Every deal that stalls on a technical question is a knowledge problem, not a sales problem.

The Hidden Cost of the Escalation Loop

Your application engineers are good at their jobs. But when a prospect asks about a configuration constraint, a compatibility detail, or a spec from three product generations ago — the answer isn’t in a system your sales team can reach. It’s in someone’s head, buried in a shared drive, or locked inside a PLM your customer-facing teams don’t have access to.

So they search. They escalate. They wait. The customer waits with them. And somewhere in that delay, confidence erodes.

This isn’t a sales execution problem. It’s a knowledge architecture problem. And it’s costing you deals, service quality, and engineering capacity — simultaneously.

Why This Keeps Happening

Most manufacturers built their knowledge systems for engineering, not for the teams downstream of it. PLM holds the product truth. ECM holds the documents. ERP holds the transactional history. And none of them were designed to be consumed by a sales engineer on a customer call or a support agent trying to resolve a ticket in real time.

The result is a gap between the knowledge that exists and the knowledge that’s accessible — and your customer-facing teams are living in that gap every day.

The numbers bear it out:

  • Sales engineers spend up to 30% of their time searching for technical information rather than selling
  • Support escalations to engineering increase service costs and slow resolution times
  • Incorrect specs or outdated configurations sent to customers generate rework, returns, and lost trust

What Fishbowl Does Differently

Fishbowl doesn’t just index your content. It connects it — and makes it consumable by the people who need it, in the context they need it, without requiring engineering to be in the room.

Quote Accuracy Agent: A GenAI-powered assistant grounded in your authoritative product content — specs, configurations, compatibility details, pricing constraints — so sales and application engineers get accurate answers in seconds, not after three escalations.

Technical Sales Assistant: Natural-language access to product history, variants, and constraints across generations. When a customer asks “does this work with X,” your team answers with confidence, not approximation.

Customer Self-Service Agent: AI-powered access to service manuals, known issues, and resolution guidance — so support resolves at first contact instead of routing to engineering for questions that shouldn’t require an engineer.
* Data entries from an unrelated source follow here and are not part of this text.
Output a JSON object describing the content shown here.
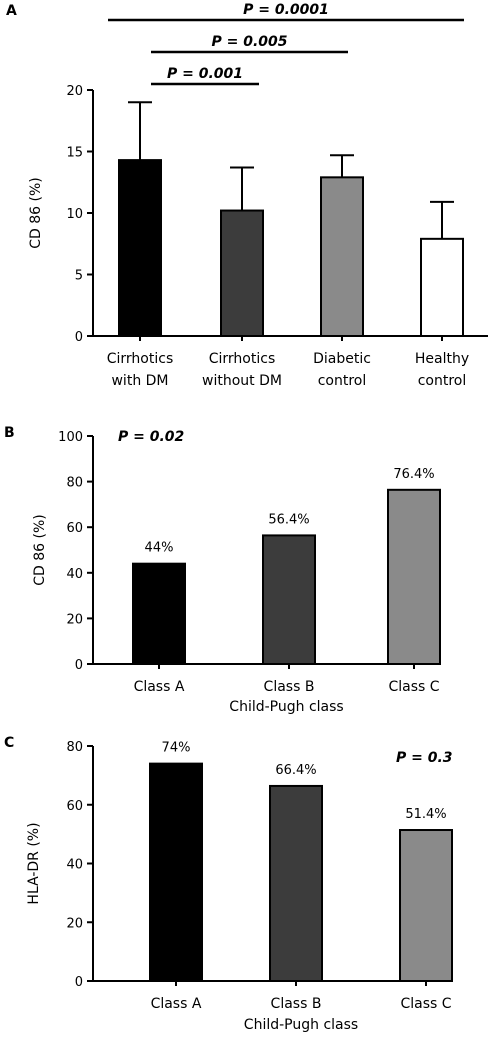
{
  "chart_data": [
    {
      "panel": "A",
      "type": "bar",
      "ylabel": "CD 86 (%)",
      "ylim": [
        0,
        20
      ],
      "yticks": [
        0,
        5,
        10,
        15,
        20
      ],
      "categories": [
        [
          "Cirrhotics",
          "with DM"
        ],
        [
          "Cirrhotics",
          "without DM"
        ],
        [
          "Diabetic",
          "control"
        ],
        [
          "Healthy",
          "control"
        ]
      ],
      "values": [
        14.3,
        10.2,
        12.9,
        7.9
      ],
      "error_upper": [
        19.0,
        13.7,
        14.7,
        10.9
      ],
      "colors": [
        "#000000",
        "#3c3c3c",
        "#8a8a8a",
        "#ffffff"
      ],
      "brackets": [
        {
          "text": "P = 0.0001",
          "from": 0,
          "to": 3
        },
        {
          "text": "P = 0.005",
          "from": 0,
          "to": 2
        },
        {
          "text": "P = 0.001",
          "from": 0,
          "to": 1
        }
      ]
    },
    {
      "panel": "B",
      "type": "bar",
      "ylabel": "CD 86 (%)",
      "xlabel": "Child-Pugh class",
      "ylim": [
        0,
        100
      ],
      "yticks": [
        0,
        20,
        40,
        60,
        80,
        100
      ],
      "categories": [
        "Class A",
        "Class B",
        "Class C"
      ],
      "values": [
        44,
        56.4,
        76.4
      ],
      "data_labels": [
        "44%",
        "56.4%",
        "76.4%"
      ],
      "colors": [
        "#000000",
        "#3c3c3c",
        "#8a8a8a"
      ],
      "annotation": "P = 0.02"
    },
    {
      "panel": "C",
      "type": "bar",
      "ylabel": "HLA-DR (%)",
      "xlabel": "Child-Pugh class",
      "ylim": [
        0,
        80
      ],
      "yticks": [
        0,
        20,
        40,
        60,
        80
      ],
      "categories": [
        "Class A",
        "Class B",
        "Class C"
      ],
      "values": [
        74,
        66.4,
        51.4
      ],
      "data_labels": [
        "74%",
        "66.4%",
        "51.4%"
      ],
      "colors": [
        "#000000",
        "#3c3c3c",
        "#8a8a8a"
      ],
      "annotation": "P = 0.3"
    }
  ]
}
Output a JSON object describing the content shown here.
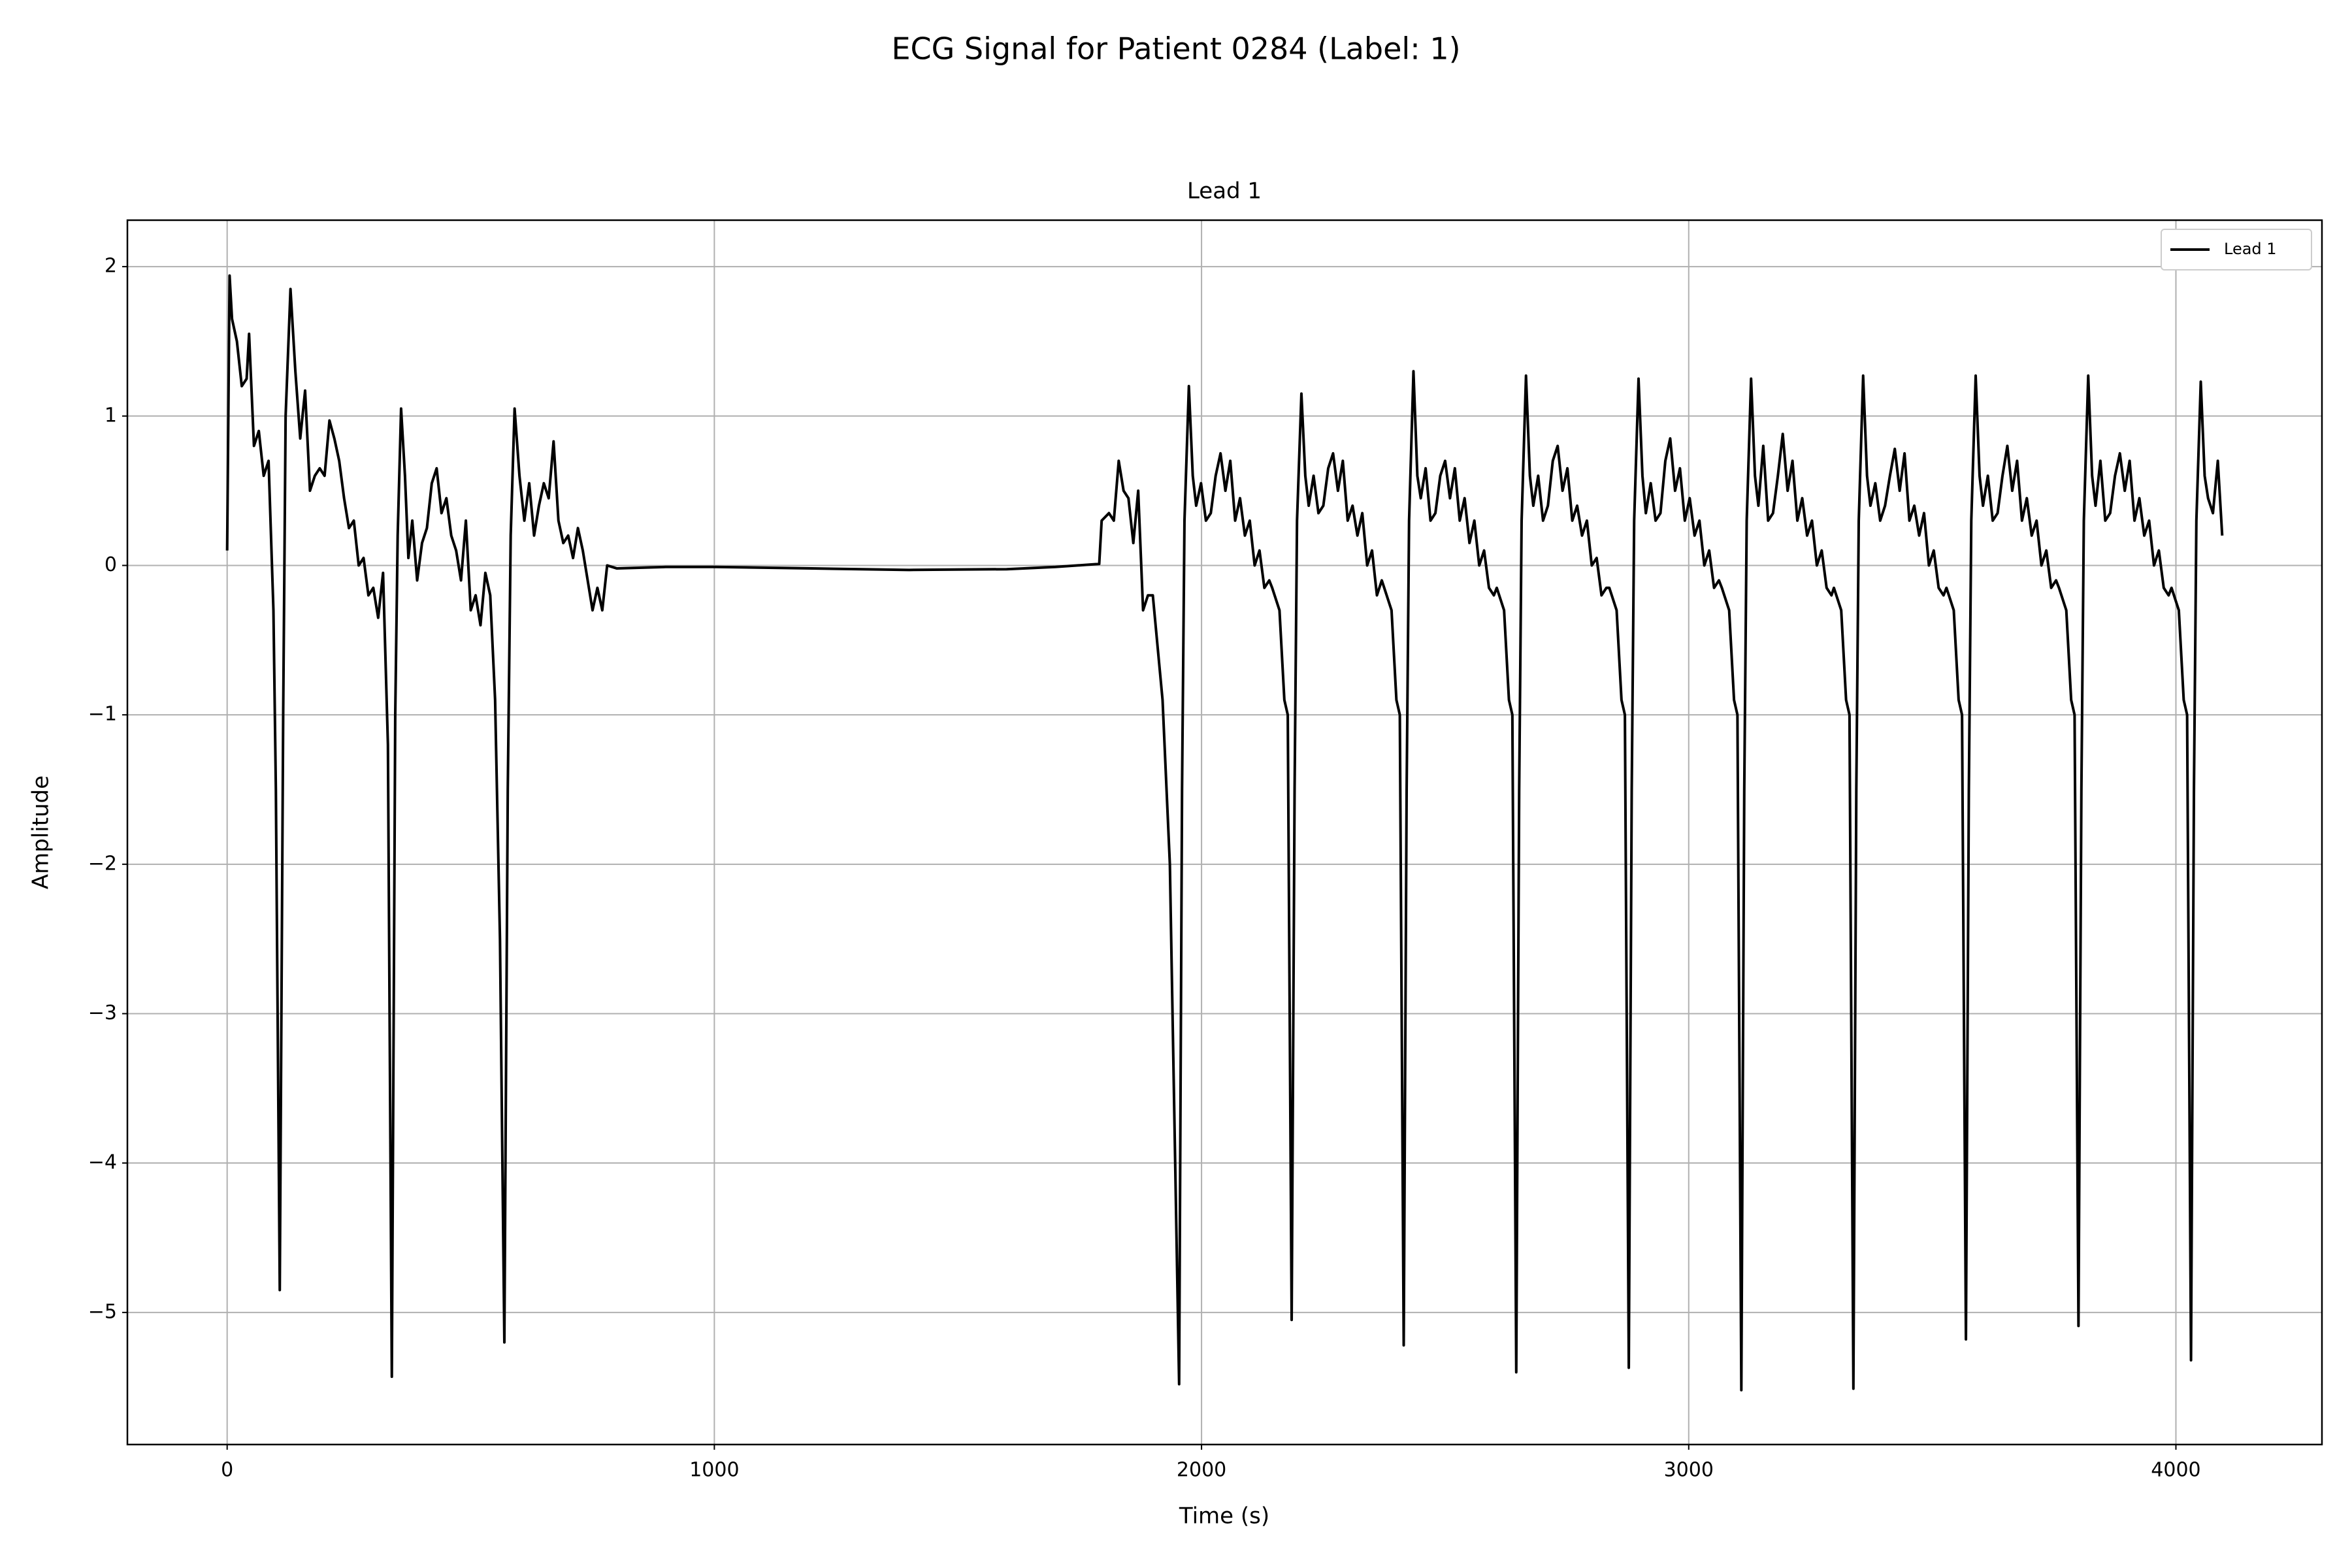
{
  "chart_data": {
    "type": "line",
    "title": "ECG Signal for Patient 0284 (Label: 1)",
    "subplot_title": "Lead 1",
    "xlabel": "Time (s)",
    "ylabel": "Amplitude",
    "xlim": [
      -204.75,
      4299.75
    ],
    "ylim": [
      -5.884,
      2.311
    ],
    "xticks": [
      0,
      1000,
      2000,
      3000,
      4000
    ],
    "yticks": [
      {
        "value": -5,
        "label": "−5"
      },
      {
        "value": -4,
        "label": "−4"
      },
      {
        "value": -3,
        "label": "−3"
      },
      {
        "value": -2,
        "label": "−2"
      },
      {
        "value": -1,
        "label": "−1"
      },
      0,
      1,
      2
    ],
    "grid": true,
    "legend": "upper right",
    "x": [
      0,
      5,
      10,
      20,
      30,
      40,
      45,
      55,
      65,
      75,
      85,
      95,
      100,
      108,
      115,
      120,
      130,
      140,
      150,
      160,
      170,
      180,
      190,
      200,
      210,
      220,
      230,
      240,
      250,
      260,
      270,
      280,
      290,
      300,
      310,
      320,
      330,
      338,
      345,
      350,
      357,
      365,
      372,
      380,
      390,
      400,
      410,
      420,
      430,
      440,
      450,
      460,
      470,
      480,
      490,
      500,
      510,
      520,
      530,
      540,
      550,
      560,
      569,
      576,
      582,
      590,
      600,
      610,
      620,
      630,
      640,
      650,
      660,
      670,
      680,
      690,
      700,
      710,
      720,
      730,
      740,
      750,
      760,
      770,
      780,
      800,
      900,
      1000,
      1200,
      1400,
      1600,
      1700,
      1790,
      1795,
      1810,
      1820,
      1830,
      1840,
      1850,
      1860,
      1870,
      1880,
      1890,
      1900,
      1920,
      1935,
      1954,
      1960,
      1965,
      1974,
      1982,
      1989,
      1999,
      2009,
      2019,
      2029,
      2039,
      2049,
      2059,
      2069,
      2079,
      2089,
      2099,
      2109,
      2119,
      2129,
      2139,
      2145,
      2160,
      2170,
      2177,
      2185,
      2191,
      2196,
      2205,
      2213,
      2220,
      2230,
      2240,
      2250,
      2260,
      2270,
      2280,
      2290,
      2300,
      2310,
      2320,
      2330,
      2340,
      2350,
      2360,
      2370,
      2375,
      2390,
      2400,
      2407,
      2415,
      2421,
      2426,
      2435,
      2443,
      2450,
      2460,
      2470,
      2480,
      2490,
      2500,
      2510,
      2520,
      2530,
      2540,
      2550,
      2560,
      2570,
      2580,
      2590,
      2600,
      2606,
      2621,
      2631,
      2638,
      2646,
      2652,
      2657,
      2666,
      2674,
      2681,
      2691,
      2701,
      2711,
      2721,
      2731,
      2741,
      2751,
      2761,
      2771,
      2781,
      2791,
      2801,
      2811,
      2821,
      2831,
      2837,
      2852,
      2862,
      2869,
      2877,
      2883,
      2888,
      2897,
      2905,
      2912,
      2922,
      2932,
      2942,
      2952,
      2962,
      2972,
      2982,
      2992,
      3002,
      3012,
      3022,
      3032,
      3042,
      3052,
      3062,
      3068,
      3083,
      3093,
      3100,
      3108,
      3114,
      3119,
      3128,
      3136,
      3143,
      3153,
      3163,
      3173,
      3183,
      3193,
      3203,
      3213,
      3223,
      3233,
      3243,
      3253,
      3263,
      3273,
      3283,
      3293,
      3298,
      3313,
      3323,
      3330,
      3338,
      3344,
      3349,
      3358,
      3366,
      3373,
      3383,
      3393,
      3403,
      3413,
      3423,
      3433,
      3443,
      3453,
      3463,
      3473,
      3483,
      3493,
      3503,
      3513,
      3523,
      3529,
      3544,
      3554,
      3561,
      3569,
      3575,
      3580,
      3589,
      3597,
      3604,
      3614,
      3624,
      3634,
      3644,
      3654,
      3664,
      3674,
      3684,
      3694,
      3704,
      3714,
      3724,
      3734,
      3744,
      3754,
      3760,
      3775,
      3785,
      3792,
      3800,
      3806,
      3811,
      3820,
      3828,
      3835,
      3845,
      3855,
      3865,
      3875,
      3885,
      3895,
      3905,
      3915,
      3925,
      3935,
      3945,
      3955,
      3965,
      3975,
      3985,
      3991,
      4006,
      4016,
      4023,
      4031,
      4037,
      4042,
      4051,
      4059,
      4066,
      4076,
      4086,
      4095
    ],
    "series": [
      {
        "name": "Lead 1",
        "color": "#000000",
        "values": [
          0.1,
          1.94,
          1.65,
          1.5,
          1.2,
          1.25,
          1.55,
          0.8,
          0.9,
          0.6,
          0.7,
          -0.3,
          -1.5,
          -4.85,
          -1.0,
          1.0,
          1.85,
          1.3,
          0.85,
          1.17,
          0.5,
          0.6,
          0.65,
          0.6,
          0.97,
          0.85,
          0.7,
          0.45,
          0.25,
          0.3,
          0.0,
          0.05,
          -0.2,
          -0.15,
          -0.35,
          -0.05,
          -1.2,
          -5.43,
          -1.0,
          0.2,
          1.05,
          0.6,
          0.05,
          0.3,
          -0.1,
          0.15,
          0.25,
          0.55,
          0.65,
          0.35,
          0.45,
          0.2,
          0.1,
          -0.1,
          0.3,
          -0.3,
          -0.2,
          -0.4,
          -0.05,
          -0.2,
          -0.9,
          -2.5,
          -5.2,
          -1.5,
          0.2,
          1.05,
          0.6,
          0.3,
          0.55,
          0.2,
          0.4,
          0.55,
          0.45,
          0.83,
          0.3,
          0.15,
          0.2,
          0.05,
          0.25,
          0.1,
          -0.1,
          -0.3,
          -0.15,
          -0.3,
          0.0,
          -0.02,
          -0.01,
          -0.01,
          -0.02,
          -0.03,
          -0.025,
          -0.01,
          0.01,
          0.3,
          0.35,
          0.3,
          0.7,
          0.5,
          0.45,
          0.15,
          0.5,
          -0.3,
          -0.2,
          -0.2,
          -0.9,
          -2.0,
          -5.48,
          -1.5,
          0.3,
          1.2,
          0.6,
          0.4,
          0.55,
          0.3,
          0.35,
          0.6,
          0.75,
          0.5,
          0.7,
          0.3,
          0.45,
          0.2,
          0.3,
          0.0,
          0.1,
          -0.15,
          -0.1,
          -0.15,
          -0.3,
          -0.9,
          -1.0,
          -5.05,
          -1.5,
          0.3,
          1.15,
          0.6,
          0.4,
          0.6,
          0.35,
          0.4,
          0.65,
          0.75,
          0.5,
          0.7,
          0.3,
          0.4,
          0.2,
          0.35,
          0.0,
          0.1,
          -0.2,
          -0.1,
          -0.15,
          -0.3,
          -0.9,
          -1.0,
          -5.22,
          -1.5,
          0.3,
          1.3,
          0.6,
          0.45,
          0.65,
          0.3,
          0.35,
          0.6,
          0.7,
          0.45,
          0.65,
          0.3,
          0.45,
          0.15,
          0.3,
          0.0,
          0.1,
          -0.15,
          -0.2,
          -0.15,
          -0.3,
          -0.9,
          -1.0,
          -5.4,
          -1.5,
          0.3,
          1.27,
          0.6,
          0.4,
          0.6,
          0.3,
          0.4,
          0.7,
          0.8,
          0.5,
          0.65,
          0.3,
          0.4,
          0.2,
          0.3,
          0.0,
          0.05,
          -0.2,
          -0.15,
          -0.15,
          -0.3,
          -0.9,
          -1.0,
          -5.37,
          -1.5,
          0.3,
          1.25,
          0.6,
          0.35,
          0.55,
          0.3,
          0.35,
          0.7,
          0.85,
          0.5,
          0.65,
          0.3,
          0.45,
          0.2,
          0.3,
          0.0,
          0.1,
          -0.15,
          -0.1,
          -0.15,
          -0.3,
          -0.9,
          -1.0,
          -5.52,
          -1.5,
          0.3,
          1.25,
          0.6,
          0.4,
          0.8,
          0.3,
          0.35,
          0.6,
          0.88,
          0.5,
          0.7,
          0.3,
          0.45,
          0.2,
          0.3,
          0.0,
          0.1,
          -0.15,
          -0.2,
          -0.15,
          -0.3,
          -0.9,
          -1.0,
          -5.51,
          -1.5,
          0.3,
          1.27,
          0.6,
          0.4,
          0.55,
          0.3,
          0.4,
          0.6,
          0.78,
          0.5,
          0.75,
          0.3,
          0.4,
          0.2,
          0.35,
          0.0,
          0.1,
          -0.15,
          -0.2,
          -0.15,
          -0.3,
          -0.9,
          -1.0,
          -5.18,
          -1.5,
          0.3,
          1.27,
          0.6,
          0.4,
          0.6,
          0.3,
          0.35,
          0.6,
          0.8,
          0.5,
          0.7,
          0.3,
          0.45,
          0.2,
          0.3,
          0.0,
          0.1,
          -0.15,
          -0.1,
          -0.15,
          -0.3,
          -0.9,
          -1.0,
          -5.09,
          -1.5,
          0.3,
          1.27,
          0.6,
          0.4,
          0.7,
          0.3,
          0.35,
          0.6,
          0.75,
          0.5,
          0.7,
          0.3,
          0.45,
          0.2,
          0.3,
          0.0,
          0.1,
          -0.15,
          -0.2,
          -0.15,
          -0.3,
          -0.9,
          -1.0,
          -5.32,
          -1.5,
          0.3,
          1.23,
          0.6,
          0.45,
          0.35,
          0.7,
          0.2
        ]
      }
    ]
  }
}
Content Governance Layer: Continuous monitoring of customer-facing product content to flag what’s outdated, inconsistent, or missing — before it generates a wrong answer in a customer conversation.

The Outcome

When your customer-facing teams can answer with confidence, the ripple effect is measurable. Deals close faster. First-call resolution improves. Engineering stops fielding requests that shouldn’t reach them. And your product knowledge — which already exists — finally starts working as hard as the people who created it.

30% reduction in sales engineer search time. Faster quotes. Higher win rates. These aren’t benchmarks from a case study. They’re outcomes from manufacturers who stopped treating knowledge access as an engineering problem and started treating it as a revenue problem.